To achieve biodiversity net gain, developers will be required to follow a series of good practice principles:

  • Mitigation – do everything possible to first avoid and then minimise impacts on biodiversity.
  • Avoid losing biodiversity that cannot be offset elsewhere – avoid impacts on irreplaceable biodiversity as these impacts cannot be offset
  • Be inclusive and equitable – engage stakeholders and involve them in designing, implementing, monitoring and evaluating the approach to net gain. Achieve net gain in partnership with stakeholders
  • Address risk – mitigate difficulty, uncertainty and other risks and apply well-accepted ways to add contingency when calculating biodiversity losses and gains in order to account for any remaining risks, as well as compensate for the time between the losses occurring and the gains being fully realised.
  • Make a measurable net gain contribution – achieve a measurable, overall gain for biodiversity and the services ecosystems provide while directly contributing towards nature conservation priorities.
  • Achieve the best outcomes for biodiversity by:
  • Delivering compensation that is ecologically equivalent in type, amount and condition and that accounts for the location and timing of biodiversity losses
  • Compensating for losses of one type of biodiversity by providing a different type that delivers greater benefits for nature conservation.
  • Achieving net gain locally to the development while contributing towards nature conservation priorities at local, regional or national levels
  • Enhancing existing or creating new habitat
  • Enhancing ecological connectivity by creating joined areas for biodiversity
  • Be transparent and communicate with shareholders and the local planning authority

Scenarios for residential developers

The following scenarios illustrate the broad mechanisms through which a residential development could achieve biodiversity net gain under the policy proposals:

  • Scenario A: the developer is able to avoid harm, mitigate and enhance on site
  • Scenario B: the developer is unable to avoid, mitigate and compensate all impacts on site, but is able to secure local compensatory habitat creation
  • Scenario C: the developer is unable to avoid, mitigate and compensate on site and unable to find local compensatory habitat to invest in. A tariff is therefore used to fund cost-effective habitat creation projects according to local and national conservation and natural capital priorities.

Framework feedback 

Support for this framework is already gaining momentum. The Environment Secretary Michael Gove has said that “mandating biodiversity net gain will ensure wildlife thrives at the same time as addressing the need to build new homes. Whether it’s through planting more trees or creating green corridors, developers will now be required to place the environment at the heart of new developments”.

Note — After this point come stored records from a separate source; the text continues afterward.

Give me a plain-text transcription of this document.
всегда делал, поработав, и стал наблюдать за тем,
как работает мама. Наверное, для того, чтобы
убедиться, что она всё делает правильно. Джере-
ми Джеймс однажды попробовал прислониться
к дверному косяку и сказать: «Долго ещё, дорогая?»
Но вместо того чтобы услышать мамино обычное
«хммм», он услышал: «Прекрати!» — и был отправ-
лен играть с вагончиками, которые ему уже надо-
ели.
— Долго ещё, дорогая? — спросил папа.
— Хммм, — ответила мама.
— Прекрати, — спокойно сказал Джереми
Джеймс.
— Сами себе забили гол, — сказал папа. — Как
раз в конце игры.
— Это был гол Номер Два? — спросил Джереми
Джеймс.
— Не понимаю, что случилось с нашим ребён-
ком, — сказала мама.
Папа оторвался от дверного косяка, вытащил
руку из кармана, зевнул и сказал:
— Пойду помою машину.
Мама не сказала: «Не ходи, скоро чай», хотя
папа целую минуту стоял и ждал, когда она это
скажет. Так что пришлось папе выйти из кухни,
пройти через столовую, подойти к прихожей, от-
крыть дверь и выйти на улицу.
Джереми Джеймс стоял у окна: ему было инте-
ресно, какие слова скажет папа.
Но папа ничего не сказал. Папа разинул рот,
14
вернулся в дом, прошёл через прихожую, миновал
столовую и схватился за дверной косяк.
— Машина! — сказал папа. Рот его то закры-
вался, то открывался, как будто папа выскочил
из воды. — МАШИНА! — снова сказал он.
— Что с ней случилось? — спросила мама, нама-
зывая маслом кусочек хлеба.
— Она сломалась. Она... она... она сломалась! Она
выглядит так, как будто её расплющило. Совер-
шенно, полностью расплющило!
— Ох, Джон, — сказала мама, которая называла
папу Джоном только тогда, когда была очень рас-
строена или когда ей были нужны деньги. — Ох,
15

Gove said the new approach will “not only improve habitats for wildlife and create healthier places to live and work, but is central in our ambition to leave the environment in a better state for future generations”.

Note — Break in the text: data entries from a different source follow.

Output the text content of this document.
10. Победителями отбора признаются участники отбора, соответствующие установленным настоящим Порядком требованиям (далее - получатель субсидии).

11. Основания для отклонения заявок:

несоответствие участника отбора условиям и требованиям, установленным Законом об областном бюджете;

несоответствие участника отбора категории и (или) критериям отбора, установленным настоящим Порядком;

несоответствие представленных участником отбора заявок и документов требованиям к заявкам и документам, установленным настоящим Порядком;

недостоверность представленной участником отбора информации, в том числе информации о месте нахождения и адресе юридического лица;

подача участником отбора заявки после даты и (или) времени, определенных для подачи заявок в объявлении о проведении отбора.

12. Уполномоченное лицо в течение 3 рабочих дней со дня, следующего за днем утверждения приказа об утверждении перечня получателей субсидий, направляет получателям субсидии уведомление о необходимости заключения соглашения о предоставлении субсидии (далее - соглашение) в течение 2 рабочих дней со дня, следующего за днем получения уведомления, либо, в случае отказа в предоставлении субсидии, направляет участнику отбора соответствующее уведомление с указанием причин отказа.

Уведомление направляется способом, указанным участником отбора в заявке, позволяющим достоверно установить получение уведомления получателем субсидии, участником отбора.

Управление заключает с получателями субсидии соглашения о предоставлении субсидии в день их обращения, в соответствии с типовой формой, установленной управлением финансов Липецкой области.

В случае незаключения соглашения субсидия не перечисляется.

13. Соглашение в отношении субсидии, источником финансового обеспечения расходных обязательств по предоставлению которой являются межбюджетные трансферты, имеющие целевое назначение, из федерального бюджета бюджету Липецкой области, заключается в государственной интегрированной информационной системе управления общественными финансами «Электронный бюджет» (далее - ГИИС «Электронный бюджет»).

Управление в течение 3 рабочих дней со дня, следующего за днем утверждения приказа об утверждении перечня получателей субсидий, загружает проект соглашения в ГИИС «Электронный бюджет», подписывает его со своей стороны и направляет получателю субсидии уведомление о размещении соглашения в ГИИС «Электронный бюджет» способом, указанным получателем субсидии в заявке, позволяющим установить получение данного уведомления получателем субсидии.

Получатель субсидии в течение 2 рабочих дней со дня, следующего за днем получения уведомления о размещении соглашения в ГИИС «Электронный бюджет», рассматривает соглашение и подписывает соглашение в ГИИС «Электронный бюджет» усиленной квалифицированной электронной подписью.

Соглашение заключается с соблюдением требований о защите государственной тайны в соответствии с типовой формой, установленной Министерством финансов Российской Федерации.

Natural England has also welcomed the announcement, saying it looked “forward to working out the details to make sure there is a measurable gain for biodiversity around infrastructure and housing”.

Environmental Net Gain

Environmental Net Gain (ENG) follows the same ideas as biodiversity net gain but requires developers to deliver a wider range of environmental benefits over and above the full environmental impact of the proposed development (e.g. air quality, flood risk management). Work is currently underway to explore the implications of such an approach for all stakeholders.